The lesson to be learned here is that all of these studies should either be placebo controlled or at least mandate ABPM at baseline and every follow up.
Renal denervation has not been approved for use in the U.S. by the FDA. Renal denervation products are available in Europe, and many more companies are working on new devices.
Measuring Blood Pressure
Why the discrepancy between office-based measurements and ABPM? The same discrepancy between office measurement and ABPM has also been seen in trials of blood pressure drugs, but disappears in randomized, double-blind trials. In those trials, ABPM measurements will generally be lower than office-based measurements, but the difference between the placebo and active arms will be consistent. The authors of the Heart paper offer a number of reasons why office measurements are often less reliable.
For one, in the office, physicians are likely to re-measure readings they think are inconsistent with their clinical impression of the patient. In an open study, this is especially problematic, since the physicians may be more likely to re-measure untreated patients with a low blood pressure or treated patients with a high blood pressure.

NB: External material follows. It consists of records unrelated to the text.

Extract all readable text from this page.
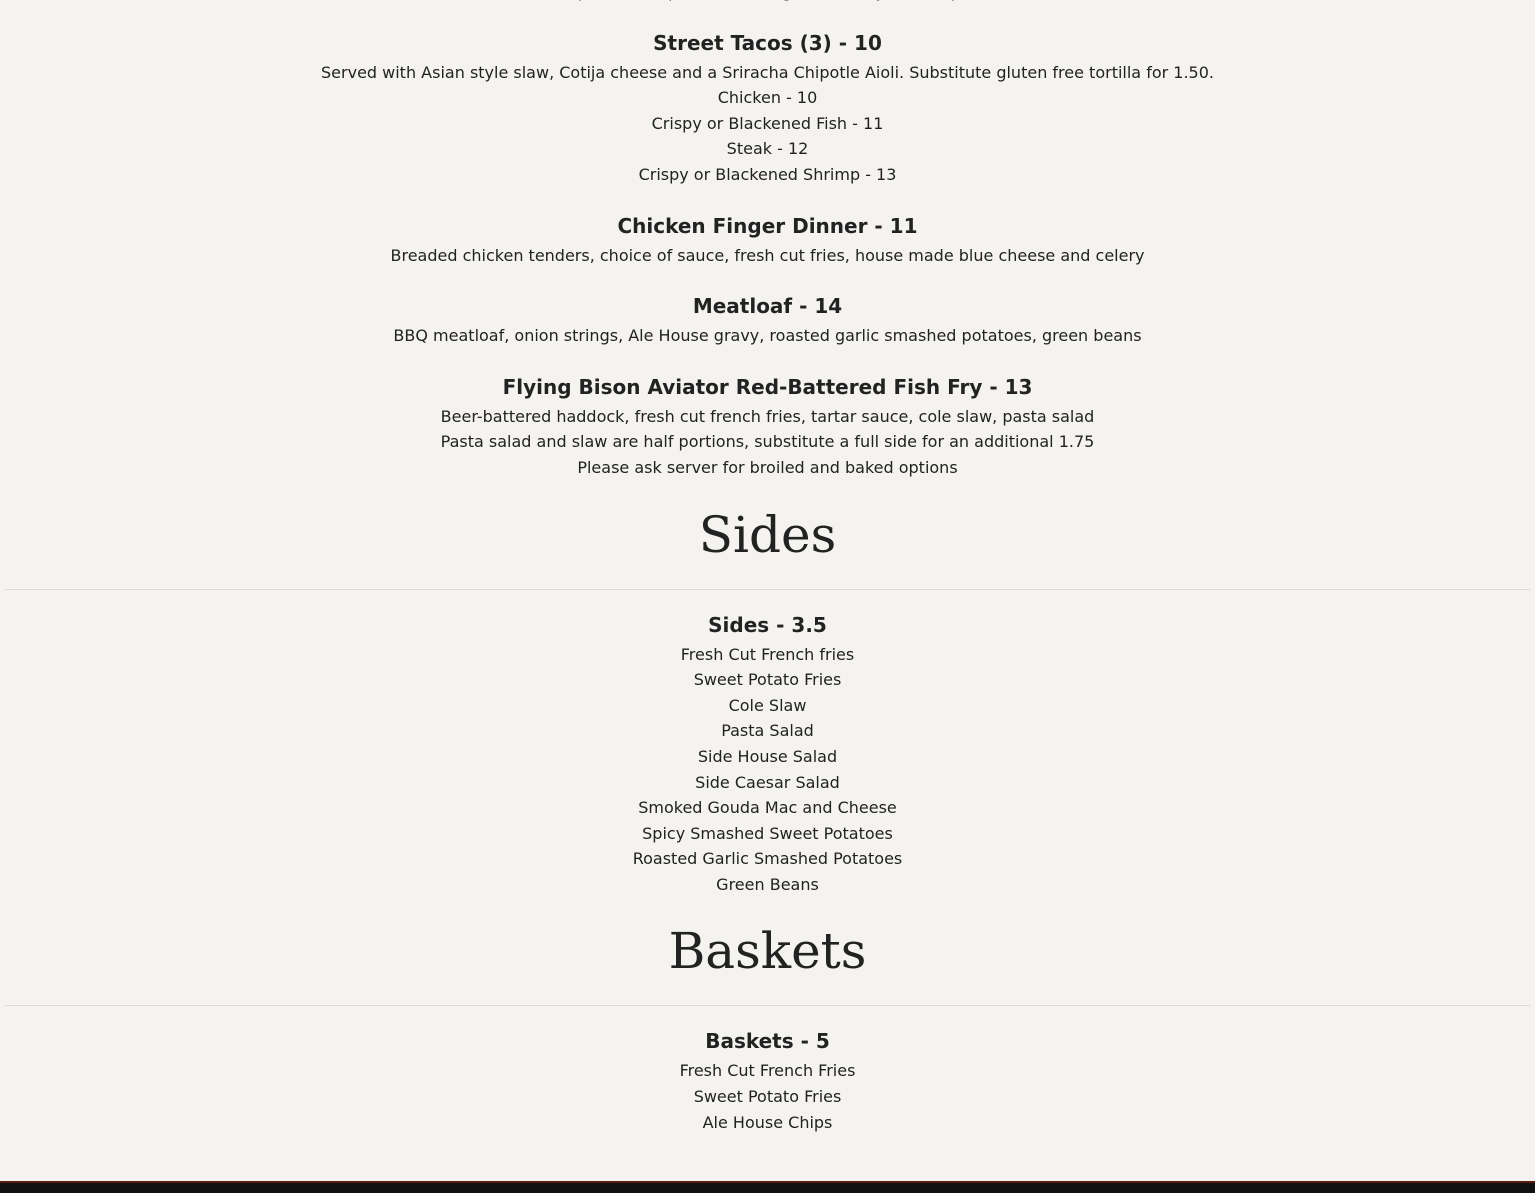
Street Tacos (3) - 10

Served with Asian style slaw, Cotija cheese and a Sriracha Chipotle Aioli. Substitute gluten free tortilla for 1.50.

Chicken - 10

Crispy or Blackened Fish - 11

Steak - 12

Crispy or Blackened Shrimp - 13

Chicken Finger Dinner - 11

Breaded chicken tenders, choice of sauce, fresh cut fries, house made blue cheese and celery

Meatloaf - 14

BBQ meatloaf, onion strings, Ale House gravy, roasted garlic smashed potatoes, green beans

Flying Bison Aviator Red-Battered Fish Fry - 13

Beer-battered haddock, fresh cut french fries, tartar sauce, cole slaw, pasta salad

Pasta salad and slaw are half portions, substitute a full side for an additional 1.75

Please ask server for broiled and baked options

Sides
Sides - 3.5

Fresh Cut French fries

Sweet Potato Fries

Cole Slaw

Pasta Salad

Side House Salad

Side Caesar Salad

Smoked Gouda Mac and Cheese

Spicy Smashed Sweet Potatoes

Roasted Garlic Smashed Potatoes

Green Beans

Baskets
Baskets - 5

Fresh Cut French Fries

Sweet Potato Fries

Ale House Chips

Another factor is that patients are more likely to enter a trial when they have a high blood pressure reading at the office. But in many cases this represents a higher-than-usual value for the patient, and a substantial treatment effect may then be observed by simply re-measuring the blood pressure at a later time point. This “regression to the mean” can easily lead to an overestimation of the treatment effect in an uncontrolled trial or an unblinded trial.
Another theory explaining the difference between office and ambulatory blood pressure is the “white coat effect” in which the higher blood pressures observed in the office signal a potentially dangerous “alerting response,” possibly mediated by the renal nerves. However, if this were true, then the blood pressure-lowering effect as measured by ABPM would be greater during the day, when the sympathetic nervous system is stimulated, than at night, when it is at rest. But this difference has not been observed in the renal denervation trials, according to the Heart authors.
A different but related problem is that some patients with apparent “resistant” hypertension may not actually be taking their medications as prescribed. The treatment effect in these patients may appear much greater than in adherent patients.